Terraform
Number Type
Tip
Use Float64 Type for 64-bit floating point numbers. Use Int64 Type for 64-bit integer numbers.
Number types store an arbitrary precision (generally more than 64-bit, up to 512-bit) number.
By default, number from schema (configuration, plan, and state) data are represented in the framework by types.NumberType
and its associated value storage type of types.Number
. These types fully support Terraform's type system concepts that cannot be represented in Go built-in types, such as *big.Float
. Framework types can be extended by provider code or shared libraries to provide specific use case functionality.
Schema Definitions
Use one of the following attribute types to directly add a number value to a schema or nested attribute type:
Schema Type | Attribute Type |
---|---|
Data Source | schema.NumberAttribute |
Provider | schema.NumberAttribute |
Resource | schema.NumberAttribute |
If the number value should be the element type of a collection attribute type, set the ElemType
field to types.NumberType
or the appropriate custom type.
If the number value should be a value type of an object attribute type, set the AttrTypes
map value to types.NumberType
or the appropriate custom type.
Accessing Values
Tip
Review the attribute documentation to understand how schema-based data gets mapped into accessible values, such as a types.Number
in this case.
Access types.Number
information via the following methods:
(types.Number).IsNull() bool
: Returns true if the number is null.(types.Number).IsUnknown() bool
: Returns true if the number is unknown.(types.Number).ValueBigFloat() *big.Float
: Returns the known number, or the equivalent of0.0
if null or unknown.
In this example, a number value is checked for being null or unknown value first, before accessing its known value:
// Example data model definition
// type ExampleModel struct {
// ExampleAttribute types.Number `tfsdk:"example_attribute"`
// }
//
// This would be filled in, such as calling: req.Plan.Get(ctx, &data)
var data ExampleModel
// optional logic for handling null value
if data.ExampleAttribute.IsNull() {
// ...
}
// optional logic for handling unknown value
if data.ExampleAttribute.IsUnknown() {
// ...
}
// myNumber now contains a Go *big.Float with the known value
myNumber := data.ExampleAttribute.ValueBigFloat()
Setting Values
Call one of the following to create a types.Number
value:
types.NumberNull()
: A null float64 value.types.NumberUnknown()

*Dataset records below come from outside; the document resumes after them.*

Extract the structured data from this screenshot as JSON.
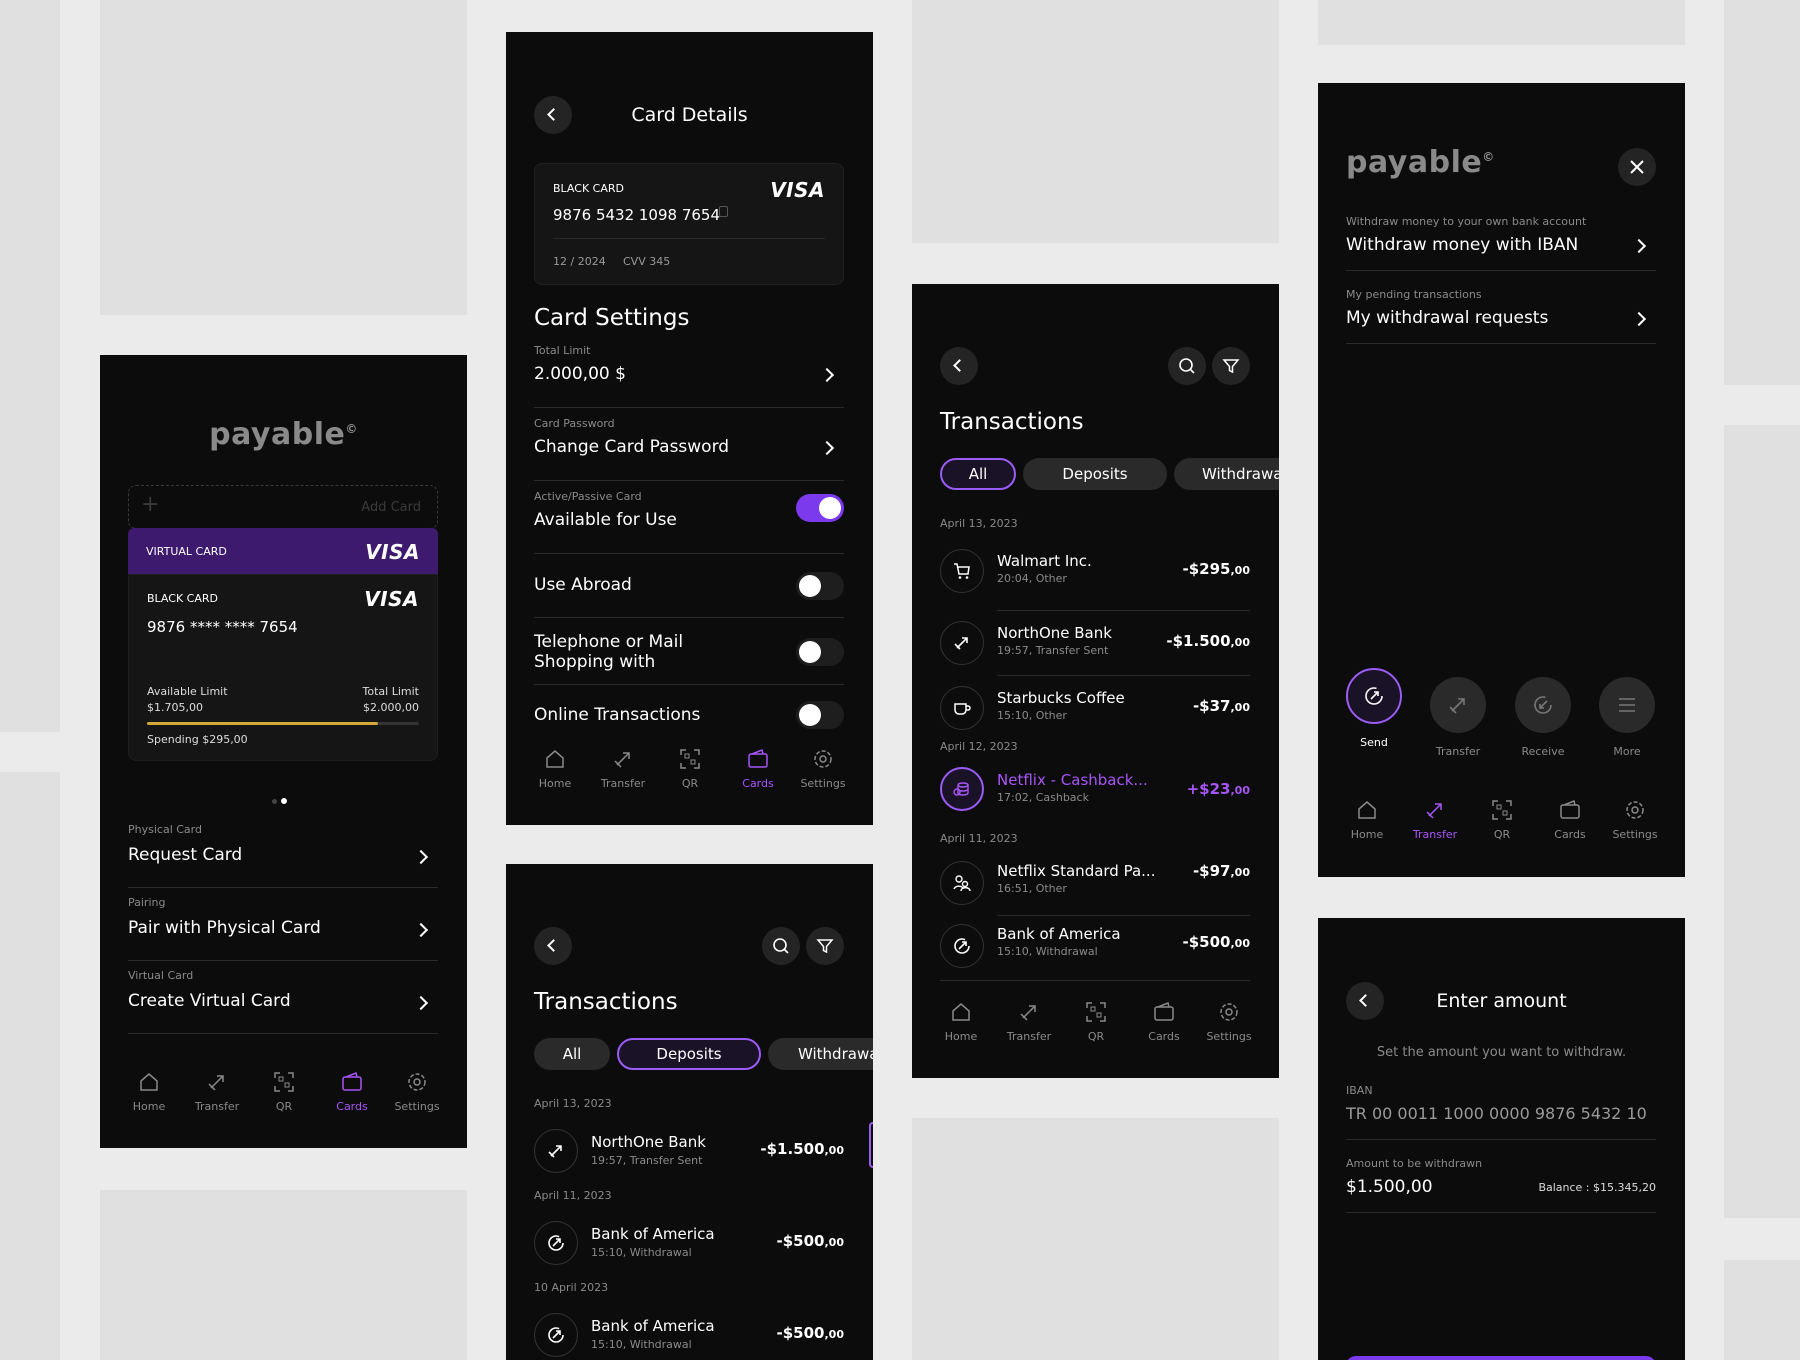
{
  "brand": {
    "logo": "payable",
    "logo_mark": "©",
    "accent": "#7c3aed"
  },
  "nav": {
    "home": "Home",
    "transfer": "Transfer",
    "qr": "QR",
    "cards": "Cards",
    "settings": "Settings"
  },
  "cards_screen": {
    "add_card": "Add Card",
    "virtual_card_label": "VIRTUAL CARD",
    "black_card_label": "BLACK CARD",
    "visa": "VISA",
    "card_number": "9876 **** **** 7654",
    "available_limit_label": "Available Limit",
    "available_limit_value": "$1.705,00",
    "total_limit_label": "Total Limit",
    "total_limit_value": "$2.000,00",
    "spending": "Spending $295,00",
    "spending_fraction": 0.85,
    "items": [
      {
        "label": "Physical Card",
        "title": "Request Card"
      },
      {
        "label": "Pairing",
        "title": "Pair with Physical Card"
      },
      {
        "label": "Virtual Card",
        "title": "Create Virtual Card"
      }
    ]
  },
  "card_details": {
    "title": "Card Details",
    "card_label": "BLACK CARD",
    "visa": "VISA",
    "card_number": "9876 5432 1098 7654",
    "expiry": "12 / 2024",
    "cvv": "CVV 345",
    "settings_title": "Card Settings",
    "total_limit_label": "Total Limit",
    "total_limit_value": "2.000,00 $",
    "password_label": "Card Password",
    "password_title": "Change Card Password",
    "active_label": "Active/Passive Card",
    "active_title": "Available for Use",
    "active_on": true,
    "use_abroad": "Use Abroad",
    "use_abroad_on": false,
    "telephone_line1": "Telephone or Mail",
    "telephone_line2": "Shopping with",
    "telephone_on": false,
    "online": "Online Transactions",
    "online_on": false
  },
  "transactions_deposits": {
    "title": "Transactions",
    "filters": [
      "All",
      "Deposits",
      "Withdrawa"
    ],
    "active_filter": "Deposits",
    "groups": [
      {
        "date": "April 13, 2023",
        "items": [
          {
            "name": "NorthOne Bank",
            "sub": "19:57, Transfer Sent",
            "amount": "-$1.500",
            "cents": ",00"
          }
        ]
      },
      {
        "date": "April 11, 2023",
        "items": [
          {
            "name": "Bank of America",
            "sub": "15:10, Withdrawal",
            "amount": "-$500",
            "cents": ",00"
          }
        ]
      },
      {
        "date": "10 April 2023",
        "items": [
          {
            "name": "Bank of America",
            "sub": "15:10, Withdrawal",
            "amount": "-$500",
            "cents": ",00"
          }
        ]
      }
    ]
  },
  "transactions_all": {
    "title": "Transactions",
    "filters": [
      "All",
      "Deposits",
      "Withdrawa"
    ],
    "active_filter": "All",
    "date1": "April 13, 2023",
    "date2": "April 12, 2023",
    "date3": "April 11, 2023",
    "tx": [
      {
        "name": "Walmart Inc.",
        "sub": "20:04, Other",
        "amount": "-$295",
        "cents": ",00",
        "icon": "cart-icon"
      },
      {
        "name": "NorthOne Bank",
        "sub": "19:57, Transfer Sent",
        "amount": "-$1.500",
        "cents": ",00",
        "icon": "transfer-icon"
      },
      {
        "name": "Starbucks Coffee",
        "sub": "15:10, Other",
        "amount": "-$37",
        "cents": ",00",
        "icon": "coffee-icon"
      },
      {
        "name": "Netflix - Cashback...",
        "sub": "17:02, Cashback",
        "amount": "+$23",
        "cents": ",00",
        "icon": "coins-icon"
      },
      {
        "name": "Netflix Standard Pa...",
        "sub": "16:51, Other",
        "amount": "-$97",
        "cents": ",00",
        "icon": "people-icon"
      },
      {
        "name": "Bank of America",
        "sub": "15:10, Withdrawal",
        "amount": "-$500",
        "cents": ",00",
        "icon": "withdraw-icon"
      }
    ]
  },
  "transfer_menu": {
    "item1_label": "Withdraw money to your own bank account",
    "item1_title": "Withdraw money with IBAN",
    "item2_label": "My pending transactions",
    "item2_title": "My withdrawal requests",
    "actions": [
      "Send",
      "Transfer",
      "Receive",
      "More"
    ]
  },
  "enter_amount": {
    "title": "Enter amount",
    "subtitle": "Set the amount you want to withdraw.",
    "iban_label": "IBAN",
    "iban_value": "TR 00 0011 1000 0000 9876 5432 10",
    "amount_label": "Amount to be withdrawn",
    "amount_value": "$1.500,00",
    "balance": "Balance : $15.345,20"
  }
}
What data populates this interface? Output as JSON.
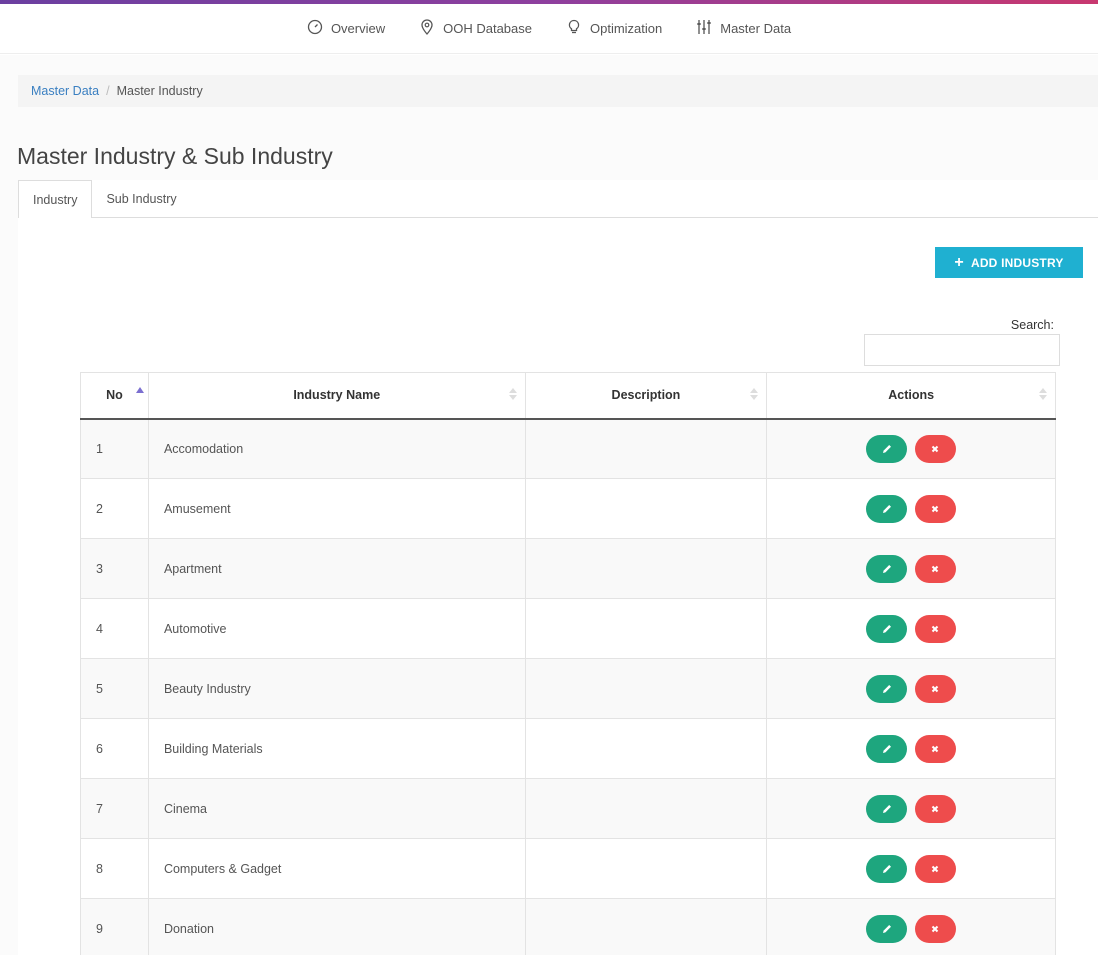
{
  "nav": {
    "items": [
      {
        "label": "Overview",
        "icon": "dashboard-icon"
      },
      {
        "label": "OOH Database",
        "icon": "map-pin-icon"
      },
      {
        "label": "Optimization",
        "icon": "lightbulb-icon"
      },
      {
        "label": "Master Data",
        "icon": "sliders-icon"
      }
    ]
  },
  "breadcrumb": {
    "parent": "Master Data",
    "separator": "/",
    "current": "Master Industry"
  },
  "page": {
    "title": "Master Industry & Sub Industry"
  },
  "tabs": [
    {
      "label": "Industry",
      "active": true
    },
    {
      "label": "Sub Industry",
      "active": false
    }
  ],
  "toolbar": {
    "add_label": "ADD INDUSTRY",
    "search_label": "Search:"
  },
  "table": {
    "headers": [
      "No",
      "Industry Name",
      "Description",
      "Actions"
    ],
    "rows": [
      {
        "no": "1",
        "name": "Accomodation",
        "description": ""
      },
      {
        "no": "2",
        "name": "Amusement",
        "description": ""
      },
      {
        "no": "3",
        "name": "Apartment",
        "description": ""
      },
      {
        "no": "4",
        "name": "Automotive",
        "description": ""
      },
      {
        "no": "5",
        "name": "Beauty Industry",
        "description": ""
      },
      {
        "no": "6",
        "name": "Building Materials",
        "description": ""
      },
      {
        "no": "7",
        "name": "Cinema",
        "description": ""
      },
      {
        "no": "8",
        "name": "Computers & Gadget",
        "description": ""
      },
      {
        "no": "9",
        "name": "Donation",
        "description": ""
      }
    ]
  },
  "colors": {
    "accent": "#1fb0d1",
    "edit": "#1ea67e",
    "delete": "#ee4c4c",
    "link": "#3a7fc1"
  }
}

: An unknown float64 value.types.NumberValue(*big.Float)
: A known value.
In this example, a known number value is created:
types.NumberValue(big.NewFloat(1.23))
Otherwise, for certain framework functionality that does not require types
implementations directly, such as:
(tfsdk.State).SetAttribute()
types.ListValueFrom()
types.MapValueFrom()
types.ObjectValueFrom()
types.SetValueFrom()
Numbers can be automatically converted from the following Go types, pointers to these types, or any aliases of these types, such type MyNumber int
:
int
,int8
,int16
,int32
,int64
uint
,uint8
,uint16
,uint32
,uint64
float32
,float64
*big.Int
,*big.Float
In this example, a *big.Float
is directly used to set a number attribute value:
diags := resp.State.SetAttribute(ctx, path.Root("example_attribute"), big.NewFloat(1.23))
In this example, a types.List
of types.Number
is created from a []*big.Float
:
listValue, diags := types.ListValueFrom(ctx, types.NumberType, []*big.Float{big.NewFloat(1.2), big.NewFloat(2.4)})
Extending
The framework supports extending its base type implementations with custom types. These can adjust expected provider code usage depending on their implementation.